Name for this power sum formula?

Question

http://mathworld.wolfram.com/PowerSum.html

$$\sum_{k=0}^n kx^k = \frac{x-(n+1)x^{n+1}+nx^{n+2}}{(x-1)^2}$$

Answer 1

This is analogous to the derivative of the sum of a finite geometric series. (It is not precisely that, it requires a multiplication of the ratio, but it's as close a way to describe it as I know.) I don't know a precise name for the sum however.

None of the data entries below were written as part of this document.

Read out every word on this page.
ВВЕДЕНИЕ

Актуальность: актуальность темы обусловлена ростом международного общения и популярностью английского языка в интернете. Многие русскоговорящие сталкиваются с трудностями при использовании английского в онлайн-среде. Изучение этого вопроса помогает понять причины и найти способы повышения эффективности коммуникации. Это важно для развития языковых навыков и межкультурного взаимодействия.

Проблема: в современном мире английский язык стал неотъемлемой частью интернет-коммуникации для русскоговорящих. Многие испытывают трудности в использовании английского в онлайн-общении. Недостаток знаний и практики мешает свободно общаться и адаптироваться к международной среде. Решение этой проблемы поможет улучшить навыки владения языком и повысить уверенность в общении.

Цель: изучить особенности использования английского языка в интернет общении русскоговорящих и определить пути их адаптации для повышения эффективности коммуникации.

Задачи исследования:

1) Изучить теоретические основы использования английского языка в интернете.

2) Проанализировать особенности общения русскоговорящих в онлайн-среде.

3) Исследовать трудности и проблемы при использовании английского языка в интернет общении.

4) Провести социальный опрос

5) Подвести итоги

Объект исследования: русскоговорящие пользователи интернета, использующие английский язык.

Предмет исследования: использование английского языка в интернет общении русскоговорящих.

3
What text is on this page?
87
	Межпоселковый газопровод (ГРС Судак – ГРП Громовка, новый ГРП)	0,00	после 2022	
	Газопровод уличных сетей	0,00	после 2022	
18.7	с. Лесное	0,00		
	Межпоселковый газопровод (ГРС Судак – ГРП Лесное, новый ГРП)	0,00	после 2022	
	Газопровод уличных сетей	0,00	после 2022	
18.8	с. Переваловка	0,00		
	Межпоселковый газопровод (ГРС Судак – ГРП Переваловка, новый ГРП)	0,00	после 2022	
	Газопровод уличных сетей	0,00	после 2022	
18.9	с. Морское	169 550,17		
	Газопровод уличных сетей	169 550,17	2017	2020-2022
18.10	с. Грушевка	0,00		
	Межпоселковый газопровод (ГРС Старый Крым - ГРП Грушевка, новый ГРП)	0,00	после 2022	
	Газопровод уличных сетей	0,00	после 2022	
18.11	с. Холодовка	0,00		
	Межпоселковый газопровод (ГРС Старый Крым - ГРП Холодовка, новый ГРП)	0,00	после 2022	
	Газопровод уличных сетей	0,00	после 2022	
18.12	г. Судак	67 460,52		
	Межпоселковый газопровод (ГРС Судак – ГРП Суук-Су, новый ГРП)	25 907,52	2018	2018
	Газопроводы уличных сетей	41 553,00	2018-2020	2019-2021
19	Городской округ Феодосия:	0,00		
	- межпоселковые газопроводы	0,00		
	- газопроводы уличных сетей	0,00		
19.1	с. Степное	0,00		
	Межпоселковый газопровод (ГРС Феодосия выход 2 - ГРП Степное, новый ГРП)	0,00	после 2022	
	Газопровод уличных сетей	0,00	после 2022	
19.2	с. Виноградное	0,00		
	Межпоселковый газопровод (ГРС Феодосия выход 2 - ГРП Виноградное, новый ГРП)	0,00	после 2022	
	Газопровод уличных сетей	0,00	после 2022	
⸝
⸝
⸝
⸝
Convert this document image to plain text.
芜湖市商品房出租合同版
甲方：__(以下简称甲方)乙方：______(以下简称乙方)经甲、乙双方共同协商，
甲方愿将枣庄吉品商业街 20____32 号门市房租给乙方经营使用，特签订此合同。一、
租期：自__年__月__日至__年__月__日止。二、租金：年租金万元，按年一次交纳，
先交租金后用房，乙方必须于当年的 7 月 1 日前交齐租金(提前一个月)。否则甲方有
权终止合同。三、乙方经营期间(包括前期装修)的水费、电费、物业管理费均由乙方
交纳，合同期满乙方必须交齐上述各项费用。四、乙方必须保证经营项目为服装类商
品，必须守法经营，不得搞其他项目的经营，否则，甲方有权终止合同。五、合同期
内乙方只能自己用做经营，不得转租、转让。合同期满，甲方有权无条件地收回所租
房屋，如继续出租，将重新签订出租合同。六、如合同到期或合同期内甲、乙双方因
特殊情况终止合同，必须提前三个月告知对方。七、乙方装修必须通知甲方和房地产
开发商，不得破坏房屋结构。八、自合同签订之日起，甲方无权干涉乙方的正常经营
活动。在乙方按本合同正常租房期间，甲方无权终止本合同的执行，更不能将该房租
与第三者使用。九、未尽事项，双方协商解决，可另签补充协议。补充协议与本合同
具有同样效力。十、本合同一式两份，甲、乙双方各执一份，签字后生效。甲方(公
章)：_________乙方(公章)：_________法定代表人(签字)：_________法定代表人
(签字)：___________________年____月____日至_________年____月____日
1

Recall, for a finite geometric series,

$$\sum_{k=0}^n x^k = \frac{x^{n+1} - 1}{x-1}$$

Take the derivative of each side with respect to $x$; with some simplification,

$$\sum_{k=1}^n kx^{k-1} = \frac{1 - (n+1) x^n + n x^{n+1}}{(x-1)^2}$$

Multiply through by $x$ (thus achieving $x^k$ in the sum). Then

$$\sum_{k=1}^n kx^{k} =\frac{x - (n+1) x^{n+1} + n x^{n+2}}{(x-1)^2}$$

Note that while your sum has an $k=0$ term, that term is zero $(0x^0)$, and thus unnecessary; i.e. it is equivalent to the sum above.